Curiosity aroused, Parker slipped silently over to the porch and shooed away the tabby cat who was way too interested in the basket.

"It's a baby," said Parker, confused. Who left babies on doorsteps? Other than the Stork, of course.

"Babies don't come from storks," argued Eliot, sounding a bit miffed as always. "I don't always sound miffed," he said, sounding even more miffed. He growled, and Parker smirked.

The baby smirked back, gurgling up at her.

"It's frothing at the mouth," Parker hissed, poking the basket. The baby laughed and squirmed.

"Wait," said Hardison, ignoring Parker's observation, "are you saying that someone actually left a baby on a doorstep?"

"Don't you listen?
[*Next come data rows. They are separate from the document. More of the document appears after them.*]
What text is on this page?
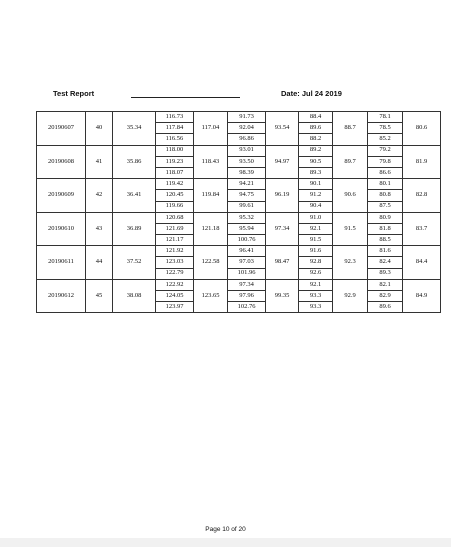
Test Report	Date: Jul 24 2019
20190607	40	35.34	116.73	117.04	91.73	93.54	88.4	88.7	78.1	80.6
			117.84		92.04		89.6		78.5	
			116.56		96.86		88.2		85.2	
20190608	41	35.86	118.00	118.43	93.01	94.97	89.2	89.7	79.2	81.9
			119.23		93.50		90.5		79.8	
			118.07		98.39		89.3		86.6	
20190609	42	36.41	119.42	119.84	94.21	96.19	90.1	90.6	80.1	82.8
			120.45		94.75		91.2		80.8	
			119.66		99.61		90.4		87.5	
20190610	43	36.89	120.68	121.18	95.32	97.34	91.0	91.5	80.9	83.7
			121.69		95.94		92.1		81.8	
			121.17		100.76		91.5		88.5	
20190611	44	37.52	121.92	122.58	96.41	98.47	91.6	92.3	81.6	84.4
			123.03		97.03		92.8		82.4	
			122.79		101.96		92.6		89.3	
20190612	45	38.08	122.92	123.65	97.34	99.35	92.1	92.9	82.1	84.9
			124.05		97.96		93.3		82.9	
			123.97		102.76		93.3		89.6	
Page 10 of 20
Yes." Parker rolled her eyes. She watched the baby curiously as she listened to her teammates discuss the situation. It giggled when she made a face at it, so she stuck out her tongue again. It was kind of cute, once you got over the frothing mouth and inability to talk.

Teammates still arguing in her ear, she made her decision. She carefully lifted the baby out of the basket and settled it into her backpack. Checking to make sure it was more or less secure, she zipped up the backpack and slipped her arms through the straps. She stood up smoothly, careful not to jostle around too much. She remembered someone telling her once that babies were fragile.

Ten minutes and six blocks later, she threw open the back doors of the surveillance van where Hardison and Eliot were waiting.

"Gah!" said Hardison.

"Any trouble?" asked Eliot, catching her tossed backpack as Parker scrambled into the van and pulled the doors shut.

"Nope," said Parker, grinning and sitting down next to Hardison. She continued to smile as Eliot unzipped the backpack.

"Jesus Christ, Parker," snapped Eliot, glaring at her as he carefully shifted his grip on the backpack. "What the hell?"

"Huh?" Hardison spun around, curious as always.

"It likes being tossed," Parker informed them, smiling. "And it makes a funny faces when you poke it."

"Wait," Hardison's face took on an incredulous look. "Is that… Parker, did you…"

"Yes," Eliot ground out, carefully removing the wide-eyed infant from the backpack. "She did."

"It followed me home!" Parker chirped on cue. "Can we keep it?"